In den letzten Wochen lässt sich aber erkennen, wie auch Personen, die ich eigentlich als im klassischen Sinne „anständig“ bezeichnet hätte, zum Knüppel der Lüge greifen. Sie machen sich offensichtlich nicht bewusst, dass sie damit langfristig mehr zerstören als (vielleicht) kurzfristig die Wahlaussichten der Konkurrenz. Bestes Beispiel sind die erneuten Versuche, den GRÜNEN mal wieder das Klischee „Verbotspartei“ aufzudrücken. Hat ja früher auch gut geklappt. Nur ist es 2021 so, dass die GRÜNE Partei seit Jahren sehr vorsichtig mit Aussagen ist, die als Verbot gedeutet werden könnten. Zu den Themen „Eigenheim“ oder „Kurzstreckenflüge“ gibt es nicht einen Satz, der auf deren Verbot hinzielt, sondern nur Argumente in Bezug auf die ökologischen Konsequenzen (Energieverbrauch, Flächenbedarf usw.). Das ficht aber die Generalsekretäre der Union nicht an, einfach zu behaupten, GRÜNE wollten die eigenen vier Wände und den Mallorcaurlaub verbieten. Ähnliches vollzieht sich zurzeit in der Debatte um die CO²-Steuer, die Olaf Scholz zu der Behauptung nutzt, den GRÜNEN seien die Sorgen der Menschen „egal“. Kritisch wird es aber dann, wenn so genannte wohlmeinende Journalist*innen glauben, sie müssten dem GRÜNEN Personal Ratschläge geben, welche Themen es überhaupt noch ansprechen darf. Da wird doch allen Ernstes empfohlen, sich mit dem Auto als Klimakiller oder eben den Kurzstreckenflügen gar nicht mehr auseinanderzusetzen. Jedenfalls nicht im Wahlkampf. Ist ja so unpopulär. Wenn sich diese Ratschläge durchsetzen würden, hätten die Trumpisten unter den Wahlkämpfern der großen Koalition gewonnen. Und die demokratische Gesellschaft verloren.

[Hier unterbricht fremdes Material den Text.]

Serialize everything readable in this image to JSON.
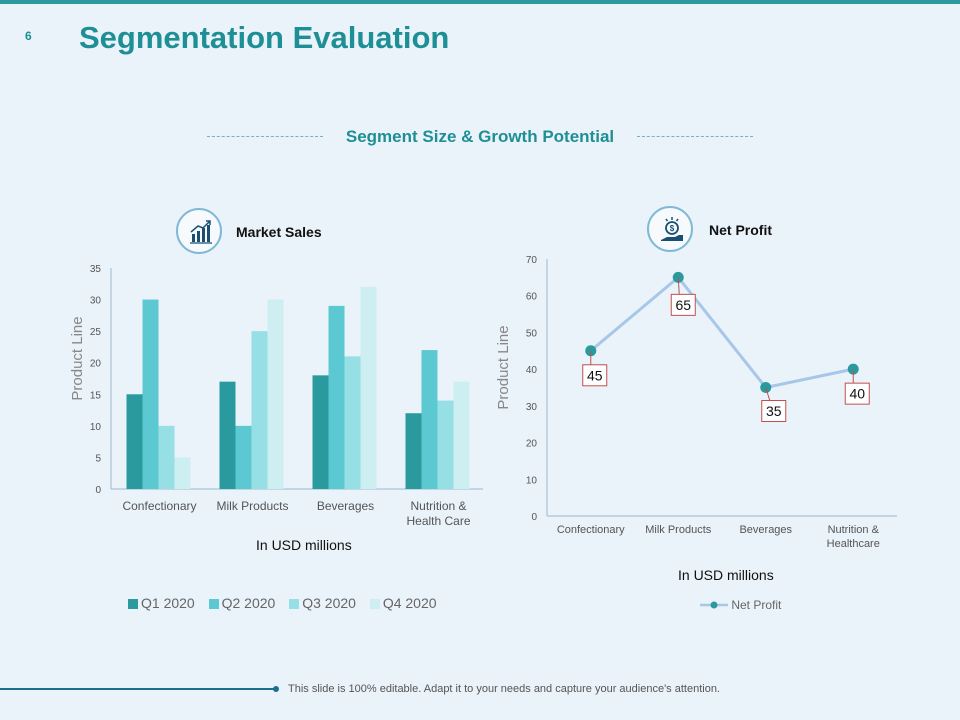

Übrigens: Dass es auch ganz anders kommen kann, zeigte eine repräsentative Umfrage eine Woche nach Beginn der Aufregung um die Kurzstreckenflüge. Darin sprachen sich drei Viertel der Befragten für deren Verteuerung oder gar ein Verbot (!) aus.
Grüße von Eurem und Ihrem Bundestagsabgeordneten Markus Kurth
[Erschienen in der GrinDo, BÜNDNIS 90/DIE GRÜNEN Kreisverband Dortmund, Juli 2021, Gestaltung Hintergrund Gerd Schmedes]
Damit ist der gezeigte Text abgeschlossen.